UnitedHealthcare’s final claim to be considered by the Court was that the Overpayment Rule is arbitrary and capricious, in violation of the Administrative Procedure Act (APA), comparing it to Risk Adjustment Data Validation (RADV) audits, another error-correction mechanism to which MA plans are subject. While CMS proposed systemic adjustment for RADV audits, the Court found the two overpayment methodologies distinguishable. The Court also found the application of risk adjustment in one context and not the other to be reasonable, while also reiterating that the actuarial equivalence requirement does not pertain to the statutory overpayment refund obligation.

Finally, the regulations promulgated by CMS to implement the Overpayment Rule included an element that is not in the statute: providers and plans are required to return overpayments that they either know about or “should have determined through the exercise of reasonable diligence.” However, the lower court in the instant case struck down this portion of the regulation. CMS did not challenge this finding on appeal, and the Circuit Court did not disturb it. Instead, the Circuit Court noted that “nothing in the Overpayment Rule obligates insurers to audit their reported data … the Rule only requires insurers to refund amounts they know were overpayments, i.e., payments they are aware lack support in a beneficiary’s medical records.” Therefore, this decision may limit the general applicability of the Overpayment Rule, and mandatory repayment, in cases where the provider or plan “knowingly” received an overpayment.

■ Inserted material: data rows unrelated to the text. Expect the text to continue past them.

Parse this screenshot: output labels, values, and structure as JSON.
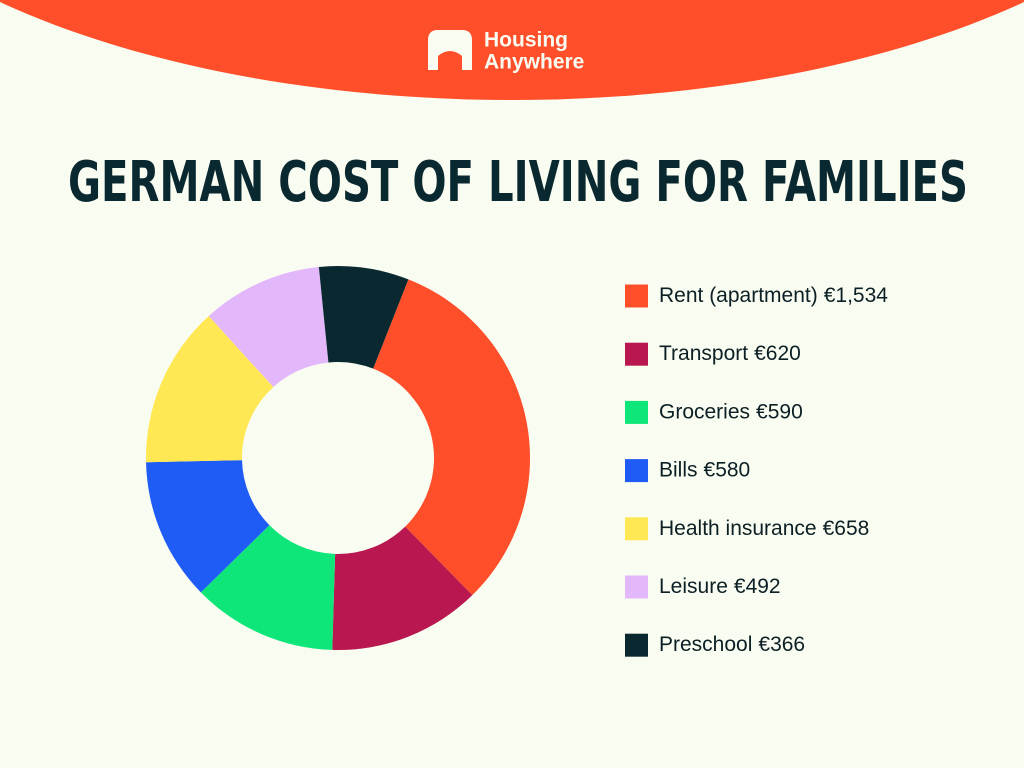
{
  "brand": [
    "Housing",
    "Anywhere"
  ],
  "chart_data": {
    "type": "donut",
    "title": "GERMAN COST OF LIVING FOR FAMILIES",
    "categories": [
      "Rent (apartment)",
      "Transport",
      "Groceries",
      "Bills",
      "Health insurance",
      "Leisure",
      "Preschool"
    ],
    "values": [
      1534,
      620,
      590,
      580,
      658,
      492,
      366
    ],
    "value_labels": [
      "€1,534",
      "€620",
      "€590",
      "€580",
      "€658",
      "€492",
      "€366"
    ],
    "colors": [
      "#ff4f2a",
      "#b8184f",
      "#0ee67a",
      "#1f5cf5",
      "#ffe853",
      "#e2b8fb",
      "#0a2830"
    ]
  }
}
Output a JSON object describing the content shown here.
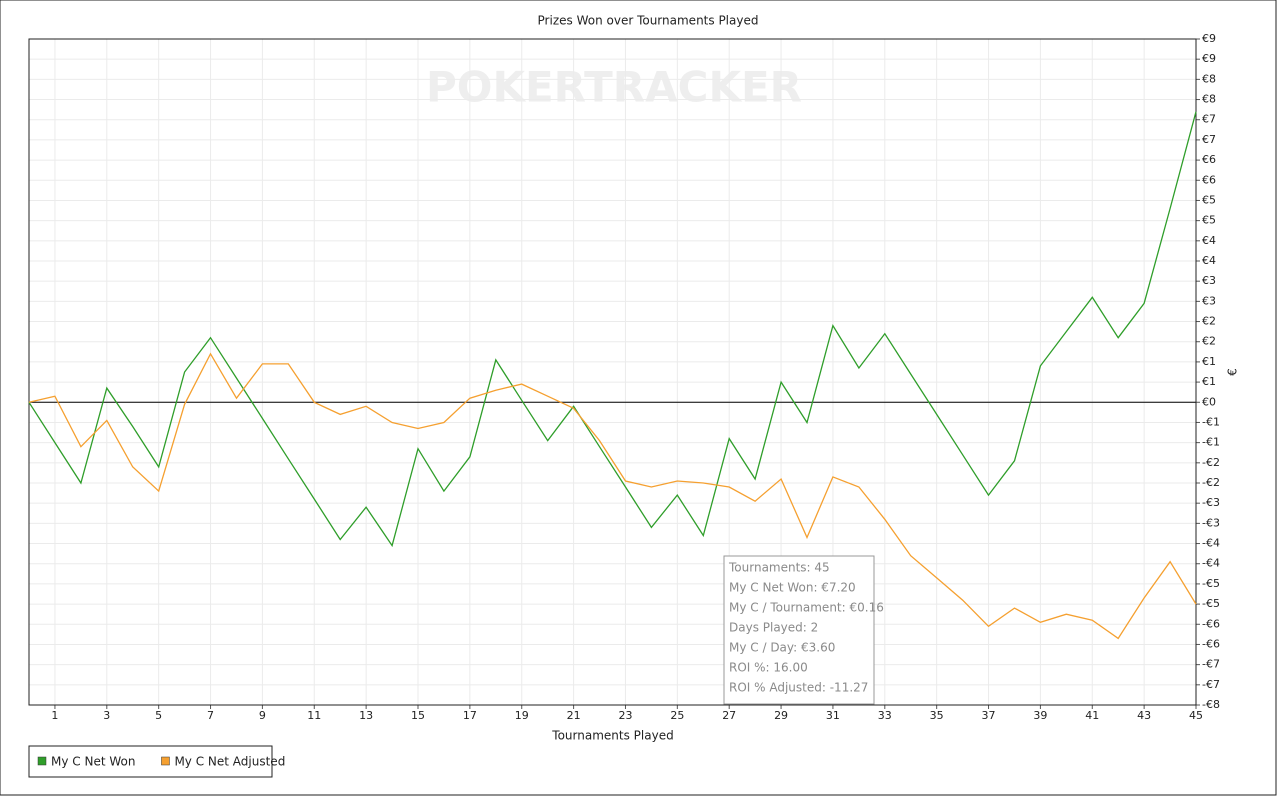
{
  "chart_data": {
    "type": "line",
    "title": "Prizes Won over Tournaments Played",
    "watermark": "POKERTRACKER",
    "x_label": "Tournaments Played",
    "y_label": "€",
    "x": [
      0,
      1,
      2,
      3,
      4,
      5,
      6,
      7,
      8,
      9,
      10,
      11,
      12,
      13,
      14,
      15,
      16,
      17,
      18,
      19,
      20,
      21,
      22,
      23,
      24,
      25,
      26,
      27,
      28,
      29,
      30,
      31,
      32,
      33,
      34,
      35,
      36,
      37,
      38,
      39,
      40,
      41,
      42,
      43,
      44,
      45
    ],
    "series": [
      {
        "name": "My C Net Won",
        "color": "#2f9e2a",
        "values": [
          0,
          -1.0,
          -2.0,
          0.35,
          -0.6,
          -1.6,
          0.75,
          1.6,
          0.6,
          -0.4,
          -1.4,
          -2.4,
          -3.4,
          -2.6,
          -3.55,
          -1.15,
          -2.2,
          -1.35,
          1.05,
          0.05,
          -0.95,
          -0.1,
          -1.1,
          -2.1,
          -3.1,
          -2.3,
          -3.3,
          -0.9,
          -1.9,
          0.5,
          -0.5,
          1.9,
          0.85,
          1.7,
          0.7,
          -0.3,
          -1.3,
          -2.3,
          -1.45,
          0.9,
          1.75,
          2.6,
          1.6,
          2.45,
          4.8,
          7.2
        ]
      },
      {
        "name": "My C Net Adjusted",
        "color": "#f5a030",
        "values": [
          0,
          0.15,
          -1.1,
          -0.45,
          -1.6,
          -2.2,
          -0.05,
          1.2,
          0.1,
          0.95,
          0.95,
          0,
          -0.3,
          -0.1,
          -0.5,
          -0.65,
          -0.5,
          0.1,
          0.3,
          0.45,
          0.15,
          -0.15,
          -0.95,
          -1.95,
          -2.1,
          -1.95,
          -2.0,
          -2.1,
          -2.45,
          -1.9,
          -3.35,
          -1.85,
          -2.1,
          -2.9,
          -3.8,
          -4.35,
          -4.9,
          -5.55,
          -5.1,
          -5.45,
          -5.25,
          -5.4,
          -5.85,
          -4.85,
          -3.95,
          -5.0
        ]
      }
    ],
    "xlim": [
      0,
      45
    ],
    "xticks": [
      1,
      3,
      5,
      7,
      9,
      11,
      13,
      15,
      17,
      19,
      21,
      23,
      25,
      27,
      29,
      31,
      33,
      35,
      37,
      39,
      41,
      43,
      45
    ],
    "ylim": [
      -7.5,
      9
    ],
    "yticks": [
      {
        "value": 9,
        "label": "€9"
      },
      {
        "value": 8.5,
        "label": "€9"
      },
      {
        "value": 8,
        "label": "€8"
      },
      {
        "value": 7.5,
        "label": "€8"
      },
      {
        "value": 7,
        "label": "€7"
      },
      {
        "value": 6.5,
        "label": "€7"
      },
      {
        "value": 6,
        "label": "€6"
      },
      {
        "value": 5.5,
        "label": "€6"
      },
      {
        "value": 5,
        "label": "€5"
      },
      {
        "value": 4.5,
        "label": "€5"
      },
      {
        "value": 4,
        "label": "€4"
      },
      {
        "value": 3.5,
        "label": "€4"
      },
      {
        "value": 3,
        "label": "€3"
      },
      {
        "value": 2.5,
        "label": "€3"
      },
      {
        "value": 2,
        "label": "€2"
      },
      {
        "value": 1.5,
        "label": "€2"
      },
      {
        "value": 1,
        "label": "€1"
      },
      {
        "value": 0.5,
        "label": "€1"
      },
      {
        "value": 0,
        "label": "€0"
      },
      {
        "value": -0.5,
        "label": "-€1"
      },
      {
        "value": -1,
        "label": "-€1"
      },
      {
        "value": -1.5,
        "label": "-€2"
      },
      {
        "value": -2,
        "label": "-€2"
      },
      {
        "value": -2.5,
        "label": "-€3"
      },
      {
        "value": -3,
        "label": "-€3"
      },
      {
        "value": -3.5,
        "label": "-€4"
      },
      {
        "value": -4,
        "label": "-€4"
      },
      {
        "value": -4.5,
        "label": "-€5"
      },
      {
        "value": -5,
        "label": "-€5"
      },
      {
        "value": -5.5,
        "label": "-€6"
      },
      {
        "value": -6,
        "label": "-€6"
      },
      {
        "value": -6.5,
        "label": "-€7"
      },
      {
        "value": -7,
        "label": "-€7"
      },
      {
        "value": -7.5,
        "label": "-€8"
      }
    ],
    "grid": true,
    "legend": "bottom-left",
    "tooltip": [
      "Tournaments: 45",
      "My C Net Won: €7.20",
      "My C / Tournament: €0.16",
      "Days Played: 2",
      "My C / Day: €3.60",
      "ROI %: 16.00",
      "ROI % Adjusted: -11.27"
    ]
  }
}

As noted, the implications of the decision on MA plans and providers are expected to be wide-reaching. MA plans will certainly have to be more proactive in substantiating the diagnosis codes reported by providers that they rely on, in turn, to report to CMS.

The impact on providers will largely depend on the nature of their provider agreements with MA plans, as well as the plans’ manuals and policies. Where accurate diagnosis codes or updates to diagnosis codes are conditions of payment to the provider, providers are likely to see more audits, enforcement actions, and clawbacks from MA plans.

Other providers can expect to see MA plans strengthen their provider agreements, making providers more responsible for reporting accurate diagnoses, returning payments under the Overpayment Rule, or shifting liability under the FCA.